Film adaptation of Ibsen's `Wild Duck': a cut-and-paste job

At one point in ``The Wild Duck'' a man tears a letter to pieces. Later he changes his mind and lets his wife paste it together again. That's what happens to Henrik Ibsen's fine play in the new movie version from Australia -- only some of the pieces got misplaced between the ripping and reassembling. Rarely has a classic drama lost so much coherence on the cutting-room floor.

You can still see the bones of the story about a rich family, a poor family, their intermingled secrets, and a wimpy do-gooder whose meddling causes a suicide. But the play's flow has been chucked out the window in a slice-and-dice attempt to shorten and ``tighten'' the action.
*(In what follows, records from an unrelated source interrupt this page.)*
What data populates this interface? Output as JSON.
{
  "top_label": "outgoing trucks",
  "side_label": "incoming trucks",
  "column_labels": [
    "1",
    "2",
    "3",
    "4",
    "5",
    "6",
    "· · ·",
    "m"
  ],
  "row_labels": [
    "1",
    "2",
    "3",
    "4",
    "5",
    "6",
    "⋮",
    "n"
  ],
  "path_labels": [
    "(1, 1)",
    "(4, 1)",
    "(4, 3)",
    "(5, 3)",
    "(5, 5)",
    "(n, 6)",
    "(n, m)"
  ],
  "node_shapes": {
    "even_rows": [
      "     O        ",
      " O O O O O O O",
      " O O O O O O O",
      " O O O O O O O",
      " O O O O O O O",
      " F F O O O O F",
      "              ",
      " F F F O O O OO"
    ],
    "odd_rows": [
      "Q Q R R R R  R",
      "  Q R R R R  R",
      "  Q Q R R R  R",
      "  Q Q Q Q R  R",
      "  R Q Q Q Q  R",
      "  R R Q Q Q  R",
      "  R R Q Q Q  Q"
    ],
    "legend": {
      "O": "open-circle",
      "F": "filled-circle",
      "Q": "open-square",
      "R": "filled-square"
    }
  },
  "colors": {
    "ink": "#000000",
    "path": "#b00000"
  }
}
At a muddled 95 minutes, the result is choppy at best, laughable at worst, and no match for the more responsible adaptation that West German director Hans W. Geissendorfer served up a few years ago.

This is a pity, because the production shows promise. From the spotty evidence on the screen, Jeremy Irons gives a fierce and funny performance as the poor householder; Arthur Dignam has grim intensity as the misguided idealist; and Liv Ullmann brings a few radiant moments to her fractured portrait of a woman with a past. Also distinctive is the moody glow of Peter James's cinematography.

But these virtues can't lift the picture from its murky swamp of misjudged trimming and mistimed editing. After a nice start with his debut feature, the underrated ``Storm Boy,'' director Henri Safran has become a cropper. ``The Wild Duck'' is a turkey.